Será um dia crucial. Morales
pretende dar os últimos retoques
no decreto de nacionalização dos
hidrocarbonetos, que desde 1º de
maio angustia as empresas petrolíferas instaladas no país. Morales
apenas comenta que tem uma
reunião "muito importante".
Noite fechada em La Paz. A
equipe de segurança do presidente luta contra o sono e as olheiras.
"El jefe" é exaustivo. Sua agenda
começa às 5h da manhã, e não se
sabe quando termina. Morales
trabalha 20 horas por dia; há dias
em que nem sequer dorme.
"A geladeira está meio vazia",
observa, antes de olhar para o relógio. "Vamos, vamos chegar tarde ao Palácio!" É difícil explicar o
contraste de abandonar o prédio
humilde e então receber a saudação marcial do capitão da Força
Naval Alvarez Monasterios, o ajudante-de-campo do presidente,
ao abrir a porta da BMW oficial.
Sentado no banco de couro do
carro, Morales admite que não pisou na residência oficial no dia em
que recebeu a faixa presidencial.
Nem nos seguintes.
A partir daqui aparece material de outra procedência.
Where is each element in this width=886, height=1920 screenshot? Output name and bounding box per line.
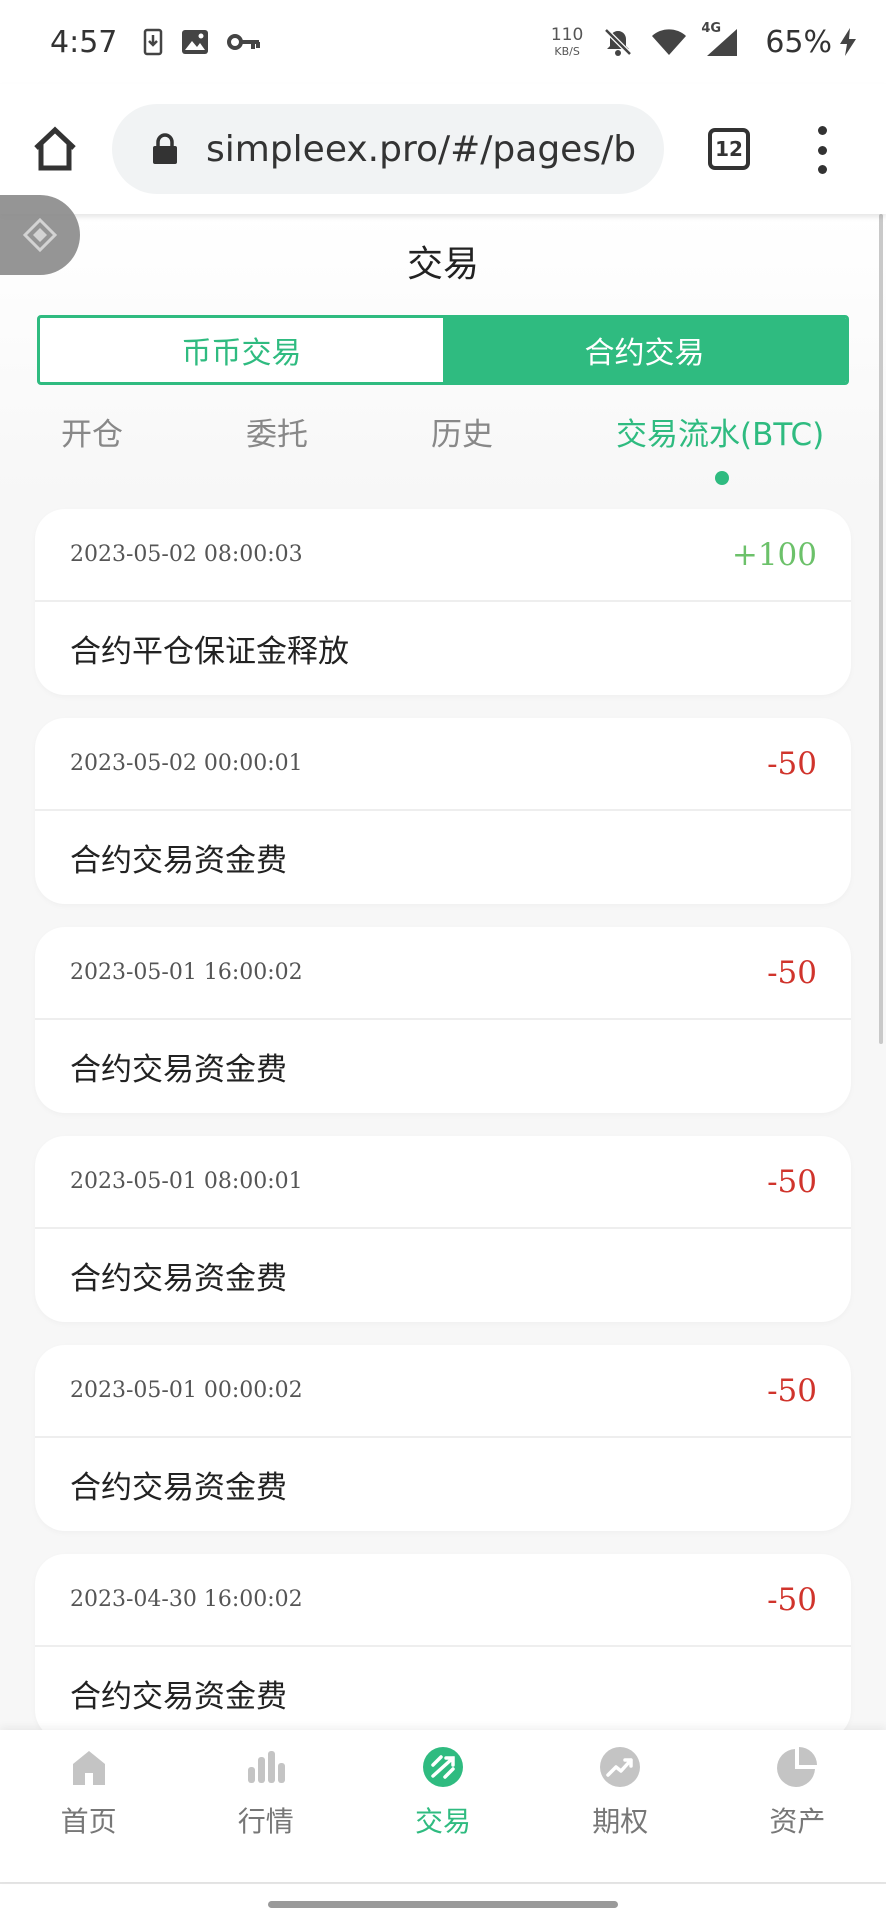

Depois de fazer o juramento à Constituição,
ele voltou ao apartamento. "Com
o movimento todo, não pude lhe
dar os parabéns. Eu o abracei
quando ele chegou em casa, na
cozinha", conta Hugo, seu companheiro de apartamento.
Medo
A BMW segue pelas ruas desertas de La Paz. "Ao final, não me
restou outra alternativa senão me
instalar na residência oficial, embora eu goste de dormir na minha
casinha uma ou duas vezes por semana", diz Morales. "No início
me parecia grande demais, asfixiante, eu me sentia preso -tinha
medo, com tanta segurança e tantos militares à minha volta. Pedi
ao vice-presidente, ao presidente
do Congresso e ao da Câmara que
viessem morar comigo. Apenas
Santos Ramírez [antigo senador
do MAS e presidente da Câmara
de Deputados] aceitou."
As portas do palácio se abrem.
Com as espadas ao alto, o batalhão dos Colorados faz continência -são 20 soldados com casacas vermelhas, diante do estadista
que veste jaqueta de couro. "Bom
dia, senhor presidente! Por parte
da guarda, nenhuma novidade!".
Morales se dirige com pressa até o
elevador, uma antiga preciosidade inglesa de ferro batido, e sobe
até o terceiro andar. Entramos
numa ante-sala.
Às 5h15, o presidente atende à
primeira ligação em seu celular:
"Sim, irmão, para a questão da
moradia fale com Bolaños". No
Salão Azul, ao lado, vão se reunir
os responsáveis pelo tremendo
susto que será dado à Petrobras, à
hispano-argentina Repsol, à francesa Total e às nove outras multinacionais que exportam o gás e o
petróleo da Bolívia no 1º de Maio.
Enquanto eles chegam, Morales
fala da partida de "futbito" que
ganhou na noite anterior. O time
do presidente nocauteou um time
de jornalistas. "Por nada menos
do que 9 a 3!", destaca Morales.
"Nos dois primeiros gols, eu dei
um passe. Foram gols lindos. Os
dois seguintes quem marcou fui
eu." Insinuei que o deixaram ganhar por ser o presidente. Morales nega: "Álvaro [García Linea, o
vice-presidente] me disse a mesma coisa. Falou que eu fiz os gols
por decreto! Saí cheio de equimoses. Isso o convenceu."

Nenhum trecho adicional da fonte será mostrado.